A key insight highlighted by the authors is that sensing information can serve as a practical substitute for explicit eavesdropper CSI, thereby making PLS feasible even when eavesdroppers are passive. However, the accuracy of the sensed parameters directly impacts the effectiveness of the security measures; thus, robust estimation and real‑time feedback mechanisms are essential.

The paper concludes with several promising research directions: (i) development of low‑latency, high‑accuracy eavesdropper detection and CSI inference algorithms; (ii) distributed optimization frameworks for large‑scale RIS‑UAV networks that reduce signaling overhead; (iii) integration of quantum‑resistant PLS concepts with ISAC; (iv) adaptive weighting strategies that dynamically balance secrecy rate and sensing accuracy based on network conditions; and (v) experimental testbeds that validate theoretical findings in realistic propagation environments.

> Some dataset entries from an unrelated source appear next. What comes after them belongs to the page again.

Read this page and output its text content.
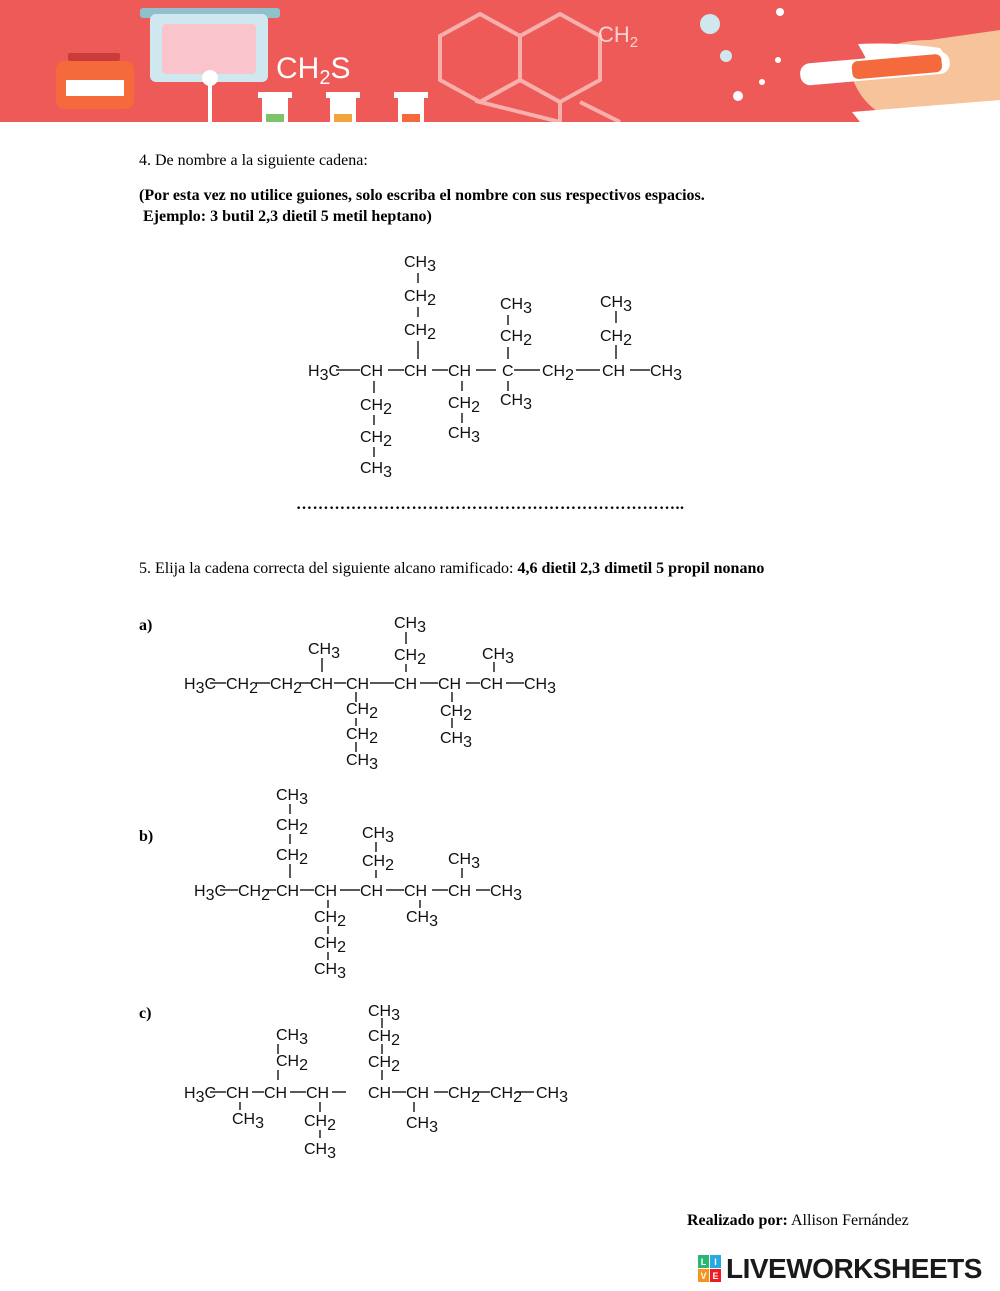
$CH_2S$
$CH_2$

4. De nombre a la siguiente cadena:

(Por esta vez no utilice guiones, solo escriba el nombre con sus respectivos espacios.

Ejemplo: 3 butil 2,3 dietil 5 metil heptano)

H3C CH CH CH C CH2 CH CH3
CH3
CH2
CH2
CH2
CH2
CH3
CH2
CH3
CH3
CH2
CH3
CH3
CH2

……………………………………………………………..

5. Elija la cadena correcta del siguiente alcano ramificado: 4,6 dietil 2,3 dimetil 5 propil nonano

a)

H3C CH2 CH2 CH CH CH CH CH CH3
CH3
CH3
CH2	CH3
CH2
CH2
CH3
CH2
CH3

b)

H3C CH2 CH CH CH CH CH CH3
CH3
CH2
CH2
CH3
CH2	CH3
CH2
CH2
CH3
CH3

c)

H3C CH CH CH CH CH CH2 CH2 CH3
CH3
CH2
CH3
CH2
CH2
CH3 CH2
CH3
CH3

Realizado por: Allison Fernández

L I
V E LIVEWORKSHEETS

In summary, the survey establishes that the convergence of sensing and communication creates both vulnerabilities and opportunities at the physical layer. By leveraging the inherent sensing capability to acquire environmental intelligence, ISAC systems can implement sophisticated, information‑theoretic security schemes that are resilient to both classical and emerging threats. The authors call for interdisciplinary collaboration among signal processing, information theory, machine learning, and hardware design communities to advance secure ISAC toward practical 6G deployments.